At this point, I decided to cut my losses with the kid… nothing I could say or (legally) do was going to stop his fidgeting, and at least he had been mostly quiet since the popcorn war ended. The two women on my left should know better though, and I was beginning to miss parts of the movie because I was so wrapped up in visualizing their slow, painful deaths. With a third of the movie already gone, my patience wearing thin, and my forty-seven unimpressed looks gone unnoticed, I leaned over and said, “Could you please save your conversation for after the movie… it’s really loud.”
I wasn’t expecting an apology. I wasn’t even expecting an apologetic glance. All I expected was for them to shut the fuck up. What was their response? To start a new conversation about what my problem was.

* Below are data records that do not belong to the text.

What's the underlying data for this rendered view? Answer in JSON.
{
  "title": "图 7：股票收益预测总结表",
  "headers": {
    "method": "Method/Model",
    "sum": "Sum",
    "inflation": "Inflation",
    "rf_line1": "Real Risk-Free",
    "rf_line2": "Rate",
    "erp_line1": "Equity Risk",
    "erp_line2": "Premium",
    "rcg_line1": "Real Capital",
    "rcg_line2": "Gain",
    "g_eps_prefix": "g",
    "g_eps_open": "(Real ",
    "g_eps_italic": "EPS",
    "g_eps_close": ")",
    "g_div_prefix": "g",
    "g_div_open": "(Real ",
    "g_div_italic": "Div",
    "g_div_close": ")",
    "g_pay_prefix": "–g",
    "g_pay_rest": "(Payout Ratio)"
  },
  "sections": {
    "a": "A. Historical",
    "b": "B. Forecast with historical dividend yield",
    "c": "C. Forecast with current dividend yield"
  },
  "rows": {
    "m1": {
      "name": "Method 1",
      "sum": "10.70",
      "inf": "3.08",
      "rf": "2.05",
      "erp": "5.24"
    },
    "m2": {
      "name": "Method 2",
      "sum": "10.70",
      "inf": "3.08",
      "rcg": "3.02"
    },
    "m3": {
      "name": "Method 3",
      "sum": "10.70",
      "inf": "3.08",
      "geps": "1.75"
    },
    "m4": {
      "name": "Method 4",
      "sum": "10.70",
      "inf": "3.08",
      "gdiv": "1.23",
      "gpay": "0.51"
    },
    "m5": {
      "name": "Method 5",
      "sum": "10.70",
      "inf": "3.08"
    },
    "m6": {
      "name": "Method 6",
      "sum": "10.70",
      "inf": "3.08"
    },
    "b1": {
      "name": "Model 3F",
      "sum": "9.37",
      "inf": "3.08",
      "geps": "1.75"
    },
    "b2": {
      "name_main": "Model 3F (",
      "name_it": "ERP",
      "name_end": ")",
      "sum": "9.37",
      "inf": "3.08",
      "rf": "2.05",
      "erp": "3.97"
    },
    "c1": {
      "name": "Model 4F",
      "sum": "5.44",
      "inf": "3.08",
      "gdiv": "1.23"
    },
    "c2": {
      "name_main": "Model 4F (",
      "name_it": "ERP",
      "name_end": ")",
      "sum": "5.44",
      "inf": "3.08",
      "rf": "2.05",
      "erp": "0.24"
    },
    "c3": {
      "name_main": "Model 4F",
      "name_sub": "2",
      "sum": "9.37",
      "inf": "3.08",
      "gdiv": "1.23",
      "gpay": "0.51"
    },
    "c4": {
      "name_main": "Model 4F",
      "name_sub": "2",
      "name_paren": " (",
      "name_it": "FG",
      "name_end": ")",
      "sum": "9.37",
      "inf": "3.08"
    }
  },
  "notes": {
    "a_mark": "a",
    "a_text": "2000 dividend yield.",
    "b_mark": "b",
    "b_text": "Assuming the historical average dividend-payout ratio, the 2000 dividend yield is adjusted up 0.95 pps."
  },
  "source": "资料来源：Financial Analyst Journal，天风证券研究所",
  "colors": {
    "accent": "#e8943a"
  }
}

Meanwhile, the juvenile delinquent to my right had pulled off his shoes, taken all of the change out of his pockets (dropping half of it on the ground in the process) in order to count all of his twenty-something coins, and started sucking on the necklace he was wearing. To be clear, I don’t mean that he was holding a link of his chain between his lips or his teeth… he actually had removed the chain from his neck and placed the entire thing in his mouth, and proceeded to pull it in and out of his mouth like a string of spaghetti. I made a mental note to google, “boy escapes mental hospital,” immediately after the movie.
Overall, it was a horrible movie-going experience, maybe the worst I’ve ever had, but I loved this movie. It was fantastic. Without giving anything away, there was a line in it about getting back to the old ways, and given my experience at the theatre today, I couldn’t help but think that we would all benefit from looking back once in awhile. The world has plenty of problems, but when we can’t even remember how to do the little things right, then we’re really in trouble.